👉 My CV is the home of my professional work, uploaded here. I’m passionate about initiatives that centre community engagement and civic involvement, and I’m always open to collaboration.
For the projects listed below, it’s important to note that I’m trained as an anthropologist, not an artist. This means that I believe in a strong conceptual basis for any project, wherein the medium follows to transform it into something tangible: a piece of writing or a map, a media installation, or something else entirely (like a walking tour!).
Even as the forms evolve, my themes have remained consistent: I keep returning to the tensions between global systems and local realities, or the ways media and technology shape meaning and belonging. I’m ever-curious about the infrastructures (material, cultural, technological, ecological) that organise our everyday lives. Once upon a time, I would have said that I’m somewhere at the intersection of art and technology (now rightfully meme-ified).
Recently, I told a mentor that I often feel like I’m circulating around the same ideas in different ways. “There are stupas in the mind!” she said in response, “I find that with every rotation, I get closer to the truth, or at least a truth”. The image stayed with me. Like the the rituals of pilgrimage, I’m always curious as to how themes recur, return and reshape themselves throughout our lives.

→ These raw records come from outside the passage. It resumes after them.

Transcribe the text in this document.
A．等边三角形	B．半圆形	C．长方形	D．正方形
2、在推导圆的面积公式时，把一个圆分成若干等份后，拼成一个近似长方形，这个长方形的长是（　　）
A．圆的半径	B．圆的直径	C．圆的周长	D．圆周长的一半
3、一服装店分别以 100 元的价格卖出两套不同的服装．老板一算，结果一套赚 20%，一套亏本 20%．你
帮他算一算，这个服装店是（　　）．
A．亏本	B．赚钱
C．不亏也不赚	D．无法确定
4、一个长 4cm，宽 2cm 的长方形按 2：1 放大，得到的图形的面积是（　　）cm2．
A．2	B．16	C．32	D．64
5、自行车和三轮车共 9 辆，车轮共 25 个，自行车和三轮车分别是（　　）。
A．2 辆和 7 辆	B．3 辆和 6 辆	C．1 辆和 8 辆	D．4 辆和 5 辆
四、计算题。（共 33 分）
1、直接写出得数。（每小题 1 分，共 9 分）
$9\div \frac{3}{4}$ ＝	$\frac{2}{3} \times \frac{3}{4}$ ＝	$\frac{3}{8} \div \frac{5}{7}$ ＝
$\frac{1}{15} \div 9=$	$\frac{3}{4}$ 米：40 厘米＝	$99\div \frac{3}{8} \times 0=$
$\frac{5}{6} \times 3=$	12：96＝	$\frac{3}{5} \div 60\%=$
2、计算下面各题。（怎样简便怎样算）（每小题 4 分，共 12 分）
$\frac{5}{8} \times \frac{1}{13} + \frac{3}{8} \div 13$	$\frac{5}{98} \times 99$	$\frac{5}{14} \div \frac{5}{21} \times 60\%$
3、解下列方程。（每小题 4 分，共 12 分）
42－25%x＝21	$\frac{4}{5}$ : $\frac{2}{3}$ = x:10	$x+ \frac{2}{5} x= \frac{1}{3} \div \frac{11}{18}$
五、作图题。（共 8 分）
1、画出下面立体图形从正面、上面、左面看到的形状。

With this in mind, I’ve also included a number of older projects below to draw a through-line across my work. Not all projects came to full fruition, but each one contained the seeds of the next: ideas that weren’t ready yet, or skills I was still developing. Either way, I learned from the process.
It is in this accumulation of attempts, experiments, failures, and returns that you can trace the evolution of my practice - and by extension, myself.